There were a lot of people who came to the Garden to witness a rip-snorting rally, a sort of raucous entertainment. Disappointed, they cursed the food salesmen who told them, "We're not selling beer because too many kids are here." I wondered briefly whether some Wallace-loving municipal bureaucrat was getting subtle revenge on the peace movement. Celtics' games, anyone knows, attract at least as many kids and everybody drinks. But political sanity, it must be supposed, hardly warrants the diversion Bill Russell and the gang do.
Anyway, Gene McCarthy, when he finally came to the podium, made up for the rest of the rally. His trips to the Riviera and the World Series seemed to have done great things for him. His face was finally ruddy, his hair had a luminous silver finish, and his tailor had equipped him with an almost psychedelic baby blue shirt. Finally, the Democrats had a match for Ronald Reagan--as if it matters now.
For once, McCarthy gave a brief, punchy speech. It was primarily aimed at his audience--he talked about the Pied Piper, rats running into the river, Hubert Humphrey's convenient deafness, all the standard lines to arouse those who had fought the good fight and gotten smashed.
His purpose, he said, was to urge support for eleven selected Democratic Senate candidates, all foreign policy rationalists and all in varying kinds of electoral trouble this fall.
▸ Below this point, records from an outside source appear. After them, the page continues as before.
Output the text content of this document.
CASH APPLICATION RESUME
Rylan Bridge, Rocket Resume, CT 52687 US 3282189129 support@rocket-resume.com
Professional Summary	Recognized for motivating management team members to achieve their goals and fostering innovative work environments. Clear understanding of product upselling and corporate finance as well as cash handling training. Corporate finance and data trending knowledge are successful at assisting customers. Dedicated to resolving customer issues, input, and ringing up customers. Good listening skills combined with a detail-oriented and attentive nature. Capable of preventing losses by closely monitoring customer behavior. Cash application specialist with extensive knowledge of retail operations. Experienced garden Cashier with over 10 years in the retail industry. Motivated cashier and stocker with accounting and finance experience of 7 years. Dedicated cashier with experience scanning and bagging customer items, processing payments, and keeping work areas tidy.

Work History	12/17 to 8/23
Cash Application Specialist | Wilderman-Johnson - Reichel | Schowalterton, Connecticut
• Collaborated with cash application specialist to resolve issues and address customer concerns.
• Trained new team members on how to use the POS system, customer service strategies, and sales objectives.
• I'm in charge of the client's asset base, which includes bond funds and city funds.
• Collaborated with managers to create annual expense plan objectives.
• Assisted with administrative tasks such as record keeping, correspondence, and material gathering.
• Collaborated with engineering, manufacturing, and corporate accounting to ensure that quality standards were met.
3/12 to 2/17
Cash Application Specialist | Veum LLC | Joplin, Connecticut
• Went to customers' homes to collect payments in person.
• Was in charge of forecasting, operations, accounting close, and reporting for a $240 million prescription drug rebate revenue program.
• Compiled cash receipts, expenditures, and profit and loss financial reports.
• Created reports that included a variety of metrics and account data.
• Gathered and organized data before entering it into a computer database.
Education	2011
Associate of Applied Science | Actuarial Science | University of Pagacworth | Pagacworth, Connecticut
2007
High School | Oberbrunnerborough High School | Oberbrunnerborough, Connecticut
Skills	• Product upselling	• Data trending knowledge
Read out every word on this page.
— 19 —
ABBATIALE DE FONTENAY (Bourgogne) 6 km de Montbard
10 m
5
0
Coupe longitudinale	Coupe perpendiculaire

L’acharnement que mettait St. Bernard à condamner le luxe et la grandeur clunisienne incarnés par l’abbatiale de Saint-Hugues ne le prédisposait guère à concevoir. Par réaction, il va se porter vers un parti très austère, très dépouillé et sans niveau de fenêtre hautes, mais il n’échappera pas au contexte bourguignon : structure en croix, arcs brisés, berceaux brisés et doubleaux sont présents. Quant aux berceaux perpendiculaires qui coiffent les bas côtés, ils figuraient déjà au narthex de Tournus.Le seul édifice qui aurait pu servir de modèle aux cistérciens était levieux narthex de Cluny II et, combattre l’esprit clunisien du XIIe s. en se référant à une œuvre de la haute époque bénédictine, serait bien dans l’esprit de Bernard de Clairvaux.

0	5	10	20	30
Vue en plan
Almost as a throw-away, McCarthy noted that the Senate would be called upon to take the lead against the progressive "militarization" of our foreign policy. It was McCarthy's most trenchant line, but he didn't elaborate.
His failure to discuss his reasoning spotlighted not only his personal dilemma, but the increasingly touchy position his backers find themselves in as election day approaches. Simply, the next great Senate foreign policy stand will probably have little to do with the conduct of the Vietnam war. It will likely center around America's arms control policy, a policy with grave budgetary implications for federal action to redeem the cities.
ONLY 24 hours before McCarthy's speech, Richard Nixon made his feelings plain: if he had to spend $50 billion, or the equivalent of two years in Vietnam, to attain "clear-cut superiority" over the Russians, by golly, we would do it. Hubert Humphrey, to his credit, believes in strategic parity and in quick, comprehensive, bilateral negotiations to head off another insane arms spiral.
This is one reason many anti-war Democrats are swallowing their pride, abusing their sensibilities, and planning reluctantly to back Hubert. It is probably the main ideological reason McCarthy will soon endorse the Vice President. But to some McCarthy backers, noisily evident Friday, not even the arms control controversy is sufficient reason to back Lyndon's boy, especially after Chicago. Not surprisingly, the loudest cheers at the rally came after McCarthy stuck a satiric rapier in Hubert's invisible back.
Sensitive to the bruised, bitter feelings of his crusaders, McCarthy is caught in a delicate irony partly of his own making. The very cause for McCarthy's brave defiance of Lyndon Johnson last winter--America's idiotic substitution of military hardware for perceptive diplomacy abroad--is now, in a new sense, the most respectable reason for backing Johnson's head cheerleader.
All of which seems to suggest what underlay the general sluggishness Friday night: the political sands have shifted, the summer's enthusiasm has yielded to the fall's agony, and a few months' time has almost made irrelevant the central issue--the Vietnam war--which provoked the new politics in the first place.